Studi yang dipublikasikan dalam Advances in Nutrition menunjukkan bahwa minuman manis, termasuk jus, memicu lonjakan insulin yang jauh lebih tajam dibandingkan makanan dalam bentuk padat. Mari kita bedah melalui angka Glycemic Index (GI). Sebagai perbandingan, sebuah apel utuh hanya memiliki skor GI sekitar 36-40 (masuk kategori rendah). Namun, ketika berubah menjadi jus apel, angkanya melonjak ke kisaran 41-50. Begitu pula dengan jeruk; versi utuhnya berada di angka 40, sementara jusnya bisa menembus angka 60.

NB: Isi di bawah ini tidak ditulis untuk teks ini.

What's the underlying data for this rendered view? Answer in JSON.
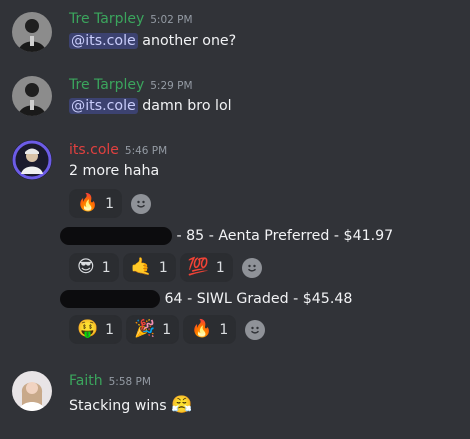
{
  "messages": [
    {
      "username": "Tre Tarpley",
      "time": "5:02 PM",
      "mention": "@its.cole",
      "text": "another one?"
    },
    {
      "username": "Tre Tarpley",
      "time": "5:29 PM",
      "mention": "@its.cole",
      "text": "damn bro lol"
    },
    {
      "username": "its.cole",
      "time": "5:46 PM",
      "text": "2 more haha",
      "reactions": [
        {
          "emoji": "🔥",
          "count": "1",
          "icon": "fire-icon"
        }
      ],
      "line2": "Pioneers - 85 - Aenta Preferred - $41.97",
      "line2_visible": "- 85 - Aenta Preferred - $41.97",
      "reactions2": [
        {
          "emoji": "😎",
          "count": "1",
          "icon": "sunglasses-face-icon"
        },
        {
          "emoji": "🤙",
          "count": "1",
          "icon": "call-me-hand-icon"
        },
        {
          "emoji": "💯",
          "count": "1",
          "icon": "hundred-points-icon"
        }
      ],
      "line3_visible": "64 - SIWL Graded - $45.48",
      "reactions3": [
        {
          "emoji": "🤑",
          "count": "1",
          "icon": "money-mouth-face-icon"
        },
        {
          "emoji": "🎉",
          "count": "1",
          "icon": "party-popper-icon"
        },
        {
          "emoji": "🔥",
          "count": "1",
          "icon": "fire-icon"
        }
      ]
    },
    {
      "username": "Faith",
      "time": "5:58 PM",
      "text": "Stacking wins",
      "emoji": "😤"
    }
  ]
}
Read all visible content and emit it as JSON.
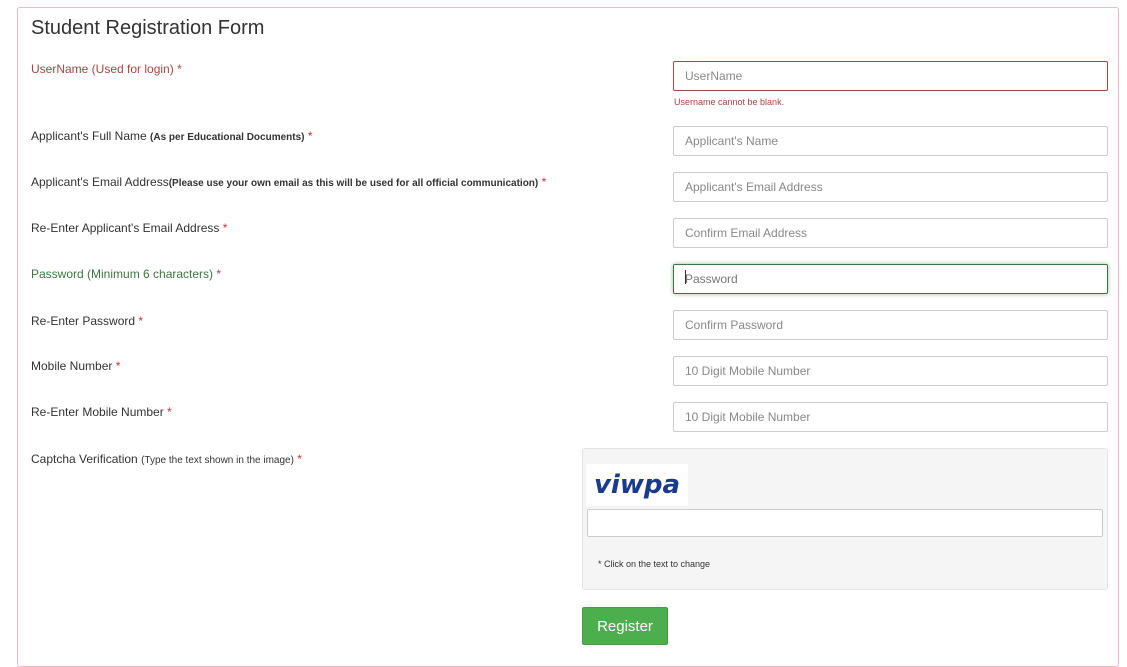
{
  "form": {
    "title": "Student Registration Form",
    "fields": [
      {
        "label": "UserName (Used for login)",
        "note": "",
        "required": "*",
        "placeholder": "UserName",
        "error": "Username cannot be blank."
      },
      {
        "label": "Applicant's Full Name",
        "note": "(As per Educational Documents)",
        "required": "*",
        "placeholder": "Applicant's Name"
      },
      {
        "label": "Applicant's Email Address",
        "note": "(Please use your own email as this will be used for all official communication)",
        "required": "*",
        "placeholder": "Applicant's Email Address"
      },
      {
        "label": "Re-Enter Applicant's Email Address",
        "note": "",
        "required": "*",
        "placeholder": "Confirm Email Address"
      },
      {
        "label": "Password (Minimum 6 characters)",
        "note": "",
        "required": "*",
        "placeholder": "Password"
      },
      {
        "label": "Re-Enter Password",
        "note": "",
        "required": "*",
        "placeholder": "Confirm Password"
      },
      {
        "label": "Mobile Number",
        "note": "",
        "required": "*",
        "placeholder": "10 Digit Mobile Number"
      },
      {
        "label": "Re-Enter Mobile Number",
        "note": "",
        "required": "*",
        "placeholder": "10 Digit Mobile Number"
      }
    ],
    "captcha": {
      "label": "Captcha Verification",
      "note": "(Type the text shown in the image)",
      "required": "*",
      "image_text": "viwpa",
      "value": "",
      "hint": "* Click on the text to change"
    },
    "register_label": "Register"
  },
  "colors": {
    "error": "#a94442",
    "success": "#3c763d",
    "button": "#4cae4c",
    "panel_border": "#f2b8c6",
    "captcha_text": "#1a3a8c"
  }
}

Risiko Kesehatan Jangka Panjang
Perbedaan cara konsumsi ini ternyata berdampak signifikan pada risiko penyakit kronis. Penelitian dari The British Medical Journal mengungkapkan data yang cukup mengejutkan. Mereka yang rutin mengonsumsi buah utuh mengalami penurunan risiko diabetes tipe 2 sebesar 7%. Sebaliknya, kebiasaan meminum jus buah justru dikaitkan dengan peningkatan risiko diabetes hingga 8%. Angka ini menjadi pengingat penting bahwa cara kita menikmati makanan bisa menentukan kualitas kesehatan jangka panjang.
Perspektif Raw Food: Kembali ke Alam
Dr. dr. Ray Wagiu Basrowi, MKK, FRSPH, selaku Executive Director of Indonesia Health Development Center (IHDC), menekankan pentingnya konsep raw food atau makanan mentah yang diproses secara minimal. Menurutnya, buah dan sayur idealnya menjadi asupan utama dalam bentuk aslinya tanpa banyak intervensi mesin.
“Jangan dibikin jus. Mengapa? Karena dalam ilmu gizi, proses juicing dapat mengubah struktur molekulnya. Ada pemecahan zat pati dan gula yang justru berpotensi meningkatkan deposit gula di dalam tubuh,” jelas dr. Ray dalam sebuah kesempatan diskusi kesehatan. Prinsip dasarnya sederhana: semakin sedikit sebuah makanan diproses, semakin baik tubuh kita mengelola nutrisi di dalamnya.
Kesimpulan: Kunyah, Jangan Hanya Teguk
Memilih untuk mengunyah buah potong bukan sekadar soal rasa, melainkan investasi untuk metabolisme tubuh. Dengan mengonsumsi buah secara utuh, kita membantu tubuh menjaga keseimbangan gula darah dan memastikan fungsi insulin tetap optimal. Jika Anda memang sangat menginginkan jus, usahakan untuk tidak menyaring seratnya atau mencampurnya dengan sayuran hijau untuk menjaga indeks glikemiknya tetap rendah. Namun, pilihan terbaik tetaplah kembali ke cara alami: kupas, potong, dan nikmati setiap kunyahannya untuk pola makan sehat yang lebih maksimal.